# Tool Chatter on the Lathe



## FrankoManini (Oct 10, 2008)

Often whe n turning bowl grain or face grain, or when roughing out a bowl, I will get a bounce or chatter in the tool. This is caused by the piece being out of round. It seems to be "self perpetuating" in that the worse it gets, the worse it gets…

I have the hardest time with bowl gouges and on wood that might have a soft area like spalting or a bark inclusion. The only way I have been able to address it is to try and take smaller cuts, speed the lathe up, or use a scraper to gently ease the piece back to round.

Does anyone know what I might be doing to cause this and how I might go about avoiding it in the future?

Thanks!


----------



## alindobra (Oct 3, 2007)

Franko,

This issue takes a lot of patience to learn how to deal with since it depends mostly on the type of wood. You can always use the bowl gouge in a scraping cut and that will take care of the bouncing but might produce a rough surface. Turning the tool so a different part cuts might help as well. On some woods, though, when you turn end-grain, almost nothing you do will help. I usually fix the surface by sanding when the piece is dry, if that happens.
The only advice I can give you is to experiment a lot.

Alin


----------



## johnpoole (Nov 28, 2008)

a few things that helped me.. getting the tool rest a little closer to the wood.. both the ones you posted,, another thing that helped,i broke down and bought a higher grade set of tools.. i was using craftsman.. i can't remember the name of the new ones, but i got them at woodcraft.. the steel is twice as thick and way harder..

i used to carve a lot, holding the cutting edge in the same manner that i would to cut a stationary piece is how i taught myself to turn.. when you cut against the grain, i use a sharp scrapper, and finer cuts.. but i tend to take my time, at my age that's about all i can take


----------



## trifern (Feb 1, 2008)

I would recommend a freshly sharpened tool and lighter cuts. Soft areas or punky wood…good luck.

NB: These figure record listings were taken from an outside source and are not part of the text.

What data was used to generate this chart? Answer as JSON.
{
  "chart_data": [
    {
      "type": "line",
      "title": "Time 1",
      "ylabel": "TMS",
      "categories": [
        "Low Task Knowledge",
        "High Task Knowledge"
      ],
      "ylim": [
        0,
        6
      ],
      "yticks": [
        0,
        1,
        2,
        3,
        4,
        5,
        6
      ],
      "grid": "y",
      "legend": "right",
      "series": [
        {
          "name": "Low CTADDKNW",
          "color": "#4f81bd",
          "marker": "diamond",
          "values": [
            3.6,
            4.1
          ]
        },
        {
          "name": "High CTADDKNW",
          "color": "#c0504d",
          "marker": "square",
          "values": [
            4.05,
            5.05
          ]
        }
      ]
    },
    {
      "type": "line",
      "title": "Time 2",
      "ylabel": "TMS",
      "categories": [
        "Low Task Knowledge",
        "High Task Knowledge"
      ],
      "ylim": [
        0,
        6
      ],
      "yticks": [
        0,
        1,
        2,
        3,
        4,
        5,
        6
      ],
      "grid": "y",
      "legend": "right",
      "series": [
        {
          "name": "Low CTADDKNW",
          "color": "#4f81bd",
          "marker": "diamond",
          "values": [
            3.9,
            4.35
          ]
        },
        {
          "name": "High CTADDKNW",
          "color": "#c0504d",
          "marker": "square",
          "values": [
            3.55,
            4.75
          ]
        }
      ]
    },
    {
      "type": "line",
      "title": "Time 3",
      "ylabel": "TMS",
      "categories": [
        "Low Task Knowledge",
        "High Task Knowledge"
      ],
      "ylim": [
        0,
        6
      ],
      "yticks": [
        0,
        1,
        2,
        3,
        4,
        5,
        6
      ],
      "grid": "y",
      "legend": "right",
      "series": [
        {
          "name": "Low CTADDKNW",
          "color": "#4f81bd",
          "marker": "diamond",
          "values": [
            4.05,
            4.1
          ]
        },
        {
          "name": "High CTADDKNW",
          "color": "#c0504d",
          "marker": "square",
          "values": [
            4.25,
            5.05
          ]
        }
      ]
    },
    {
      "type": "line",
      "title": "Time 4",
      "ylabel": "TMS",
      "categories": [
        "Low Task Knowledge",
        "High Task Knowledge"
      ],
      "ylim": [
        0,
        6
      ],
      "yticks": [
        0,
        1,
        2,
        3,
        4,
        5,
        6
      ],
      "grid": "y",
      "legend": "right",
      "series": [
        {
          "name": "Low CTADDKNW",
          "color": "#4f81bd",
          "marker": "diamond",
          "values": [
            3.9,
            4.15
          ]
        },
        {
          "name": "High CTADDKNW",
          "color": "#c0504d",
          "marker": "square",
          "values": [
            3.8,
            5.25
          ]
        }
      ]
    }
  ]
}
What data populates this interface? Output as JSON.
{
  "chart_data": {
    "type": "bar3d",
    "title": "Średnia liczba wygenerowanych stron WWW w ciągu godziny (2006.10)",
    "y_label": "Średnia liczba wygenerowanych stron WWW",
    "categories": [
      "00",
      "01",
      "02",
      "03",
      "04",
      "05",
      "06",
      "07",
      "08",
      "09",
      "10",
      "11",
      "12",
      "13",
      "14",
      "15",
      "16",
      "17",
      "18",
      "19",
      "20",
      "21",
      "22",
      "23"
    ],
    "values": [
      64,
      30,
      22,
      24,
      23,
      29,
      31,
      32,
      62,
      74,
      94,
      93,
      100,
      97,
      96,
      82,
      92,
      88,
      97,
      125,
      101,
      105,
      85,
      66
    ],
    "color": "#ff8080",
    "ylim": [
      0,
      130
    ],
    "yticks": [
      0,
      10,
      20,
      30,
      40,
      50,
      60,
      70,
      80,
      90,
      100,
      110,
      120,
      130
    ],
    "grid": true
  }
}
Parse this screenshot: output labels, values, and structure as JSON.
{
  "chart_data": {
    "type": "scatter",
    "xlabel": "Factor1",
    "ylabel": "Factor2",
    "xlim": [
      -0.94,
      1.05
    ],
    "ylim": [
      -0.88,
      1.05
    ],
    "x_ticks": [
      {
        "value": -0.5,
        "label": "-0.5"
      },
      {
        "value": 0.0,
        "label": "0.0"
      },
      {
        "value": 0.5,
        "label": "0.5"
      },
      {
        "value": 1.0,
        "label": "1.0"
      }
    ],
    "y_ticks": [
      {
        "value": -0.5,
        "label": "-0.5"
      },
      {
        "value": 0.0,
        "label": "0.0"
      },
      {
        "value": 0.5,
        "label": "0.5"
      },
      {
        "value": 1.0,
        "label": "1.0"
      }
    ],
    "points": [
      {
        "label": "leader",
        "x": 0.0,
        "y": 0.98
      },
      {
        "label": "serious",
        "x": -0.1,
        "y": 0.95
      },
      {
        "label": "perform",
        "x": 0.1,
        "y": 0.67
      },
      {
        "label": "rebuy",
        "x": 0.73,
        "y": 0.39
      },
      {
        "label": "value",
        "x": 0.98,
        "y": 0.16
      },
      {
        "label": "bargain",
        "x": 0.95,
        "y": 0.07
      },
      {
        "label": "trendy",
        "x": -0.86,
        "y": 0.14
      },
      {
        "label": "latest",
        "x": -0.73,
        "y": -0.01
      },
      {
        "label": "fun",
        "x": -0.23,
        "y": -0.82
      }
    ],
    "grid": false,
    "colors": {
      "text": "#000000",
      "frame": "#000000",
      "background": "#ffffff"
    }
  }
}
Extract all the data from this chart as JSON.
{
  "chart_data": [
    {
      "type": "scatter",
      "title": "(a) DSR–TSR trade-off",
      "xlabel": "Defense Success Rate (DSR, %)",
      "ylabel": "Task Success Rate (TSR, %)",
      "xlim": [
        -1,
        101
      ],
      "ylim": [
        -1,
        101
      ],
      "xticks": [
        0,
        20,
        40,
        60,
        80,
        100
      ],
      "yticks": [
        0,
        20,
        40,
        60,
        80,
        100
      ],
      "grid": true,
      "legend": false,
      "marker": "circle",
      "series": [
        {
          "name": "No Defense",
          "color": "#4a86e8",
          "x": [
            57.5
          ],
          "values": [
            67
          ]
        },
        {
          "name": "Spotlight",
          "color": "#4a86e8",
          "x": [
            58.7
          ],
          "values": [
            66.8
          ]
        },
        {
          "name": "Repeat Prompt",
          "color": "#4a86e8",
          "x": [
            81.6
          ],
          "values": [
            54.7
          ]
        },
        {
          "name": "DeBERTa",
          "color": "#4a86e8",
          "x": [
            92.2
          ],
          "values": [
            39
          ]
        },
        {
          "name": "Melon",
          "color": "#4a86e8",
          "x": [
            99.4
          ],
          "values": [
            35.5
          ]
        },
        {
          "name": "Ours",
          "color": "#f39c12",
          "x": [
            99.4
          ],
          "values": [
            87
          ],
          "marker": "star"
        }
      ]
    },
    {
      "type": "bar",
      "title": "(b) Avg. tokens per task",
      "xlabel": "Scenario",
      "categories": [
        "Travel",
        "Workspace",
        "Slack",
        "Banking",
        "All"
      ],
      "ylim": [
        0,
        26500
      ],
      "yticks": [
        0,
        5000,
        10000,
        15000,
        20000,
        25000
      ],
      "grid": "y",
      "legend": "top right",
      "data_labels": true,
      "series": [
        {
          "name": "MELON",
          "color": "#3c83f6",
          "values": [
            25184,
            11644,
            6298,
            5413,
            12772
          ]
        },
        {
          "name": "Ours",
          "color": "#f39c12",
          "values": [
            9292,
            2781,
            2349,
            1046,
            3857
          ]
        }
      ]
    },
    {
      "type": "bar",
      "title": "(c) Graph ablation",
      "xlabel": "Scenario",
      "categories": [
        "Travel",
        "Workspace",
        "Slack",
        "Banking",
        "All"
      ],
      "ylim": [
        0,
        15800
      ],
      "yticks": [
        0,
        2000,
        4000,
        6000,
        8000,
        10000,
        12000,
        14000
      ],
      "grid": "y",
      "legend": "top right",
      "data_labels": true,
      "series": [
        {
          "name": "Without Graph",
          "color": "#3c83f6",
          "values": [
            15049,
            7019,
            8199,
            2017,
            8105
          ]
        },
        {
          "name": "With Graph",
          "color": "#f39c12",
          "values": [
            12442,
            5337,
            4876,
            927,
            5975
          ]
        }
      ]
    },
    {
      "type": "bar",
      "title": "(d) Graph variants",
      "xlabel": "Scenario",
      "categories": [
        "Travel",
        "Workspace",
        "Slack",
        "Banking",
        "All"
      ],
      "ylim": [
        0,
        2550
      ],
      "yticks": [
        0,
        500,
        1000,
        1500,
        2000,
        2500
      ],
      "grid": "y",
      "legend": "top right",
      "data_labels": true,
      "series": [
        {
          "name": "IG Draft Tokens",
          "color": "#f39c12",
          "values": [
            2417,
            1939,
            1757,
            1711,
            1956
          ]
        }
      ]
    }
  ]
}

You may consider fortifying the soft, punky wood with a 50/50 mixture of Elmer's glue and water.


----------



## johnpoole (Nov 28, 2008)

i bought a bottle of elmers rotten wood stablizer, (wife pick it up at lowes).. it turns punky wood into plastic.. at least it cuts like plastic..


----------



## boboswin (May 23, 2007)

You may want to buy or build yourself a couple of steady rests. they help take the "flutter" out of the wood allowing the tool to continue its path.

From wood lathe and tools
As others have already pointed out there are several factors and and no single answer.

Bob


----------



## Grumpy (Nov 9, 2007)

Franko, all of the above is good advice. You can now buy hollowing tools like the *Rolly Munroe hollowing tool* that is much more usere friendly & tollerant to dig-ins.
Heres a link
http://www.rollymunro.co.nz/html/fmain.html
There are similiar versions on the market.


----------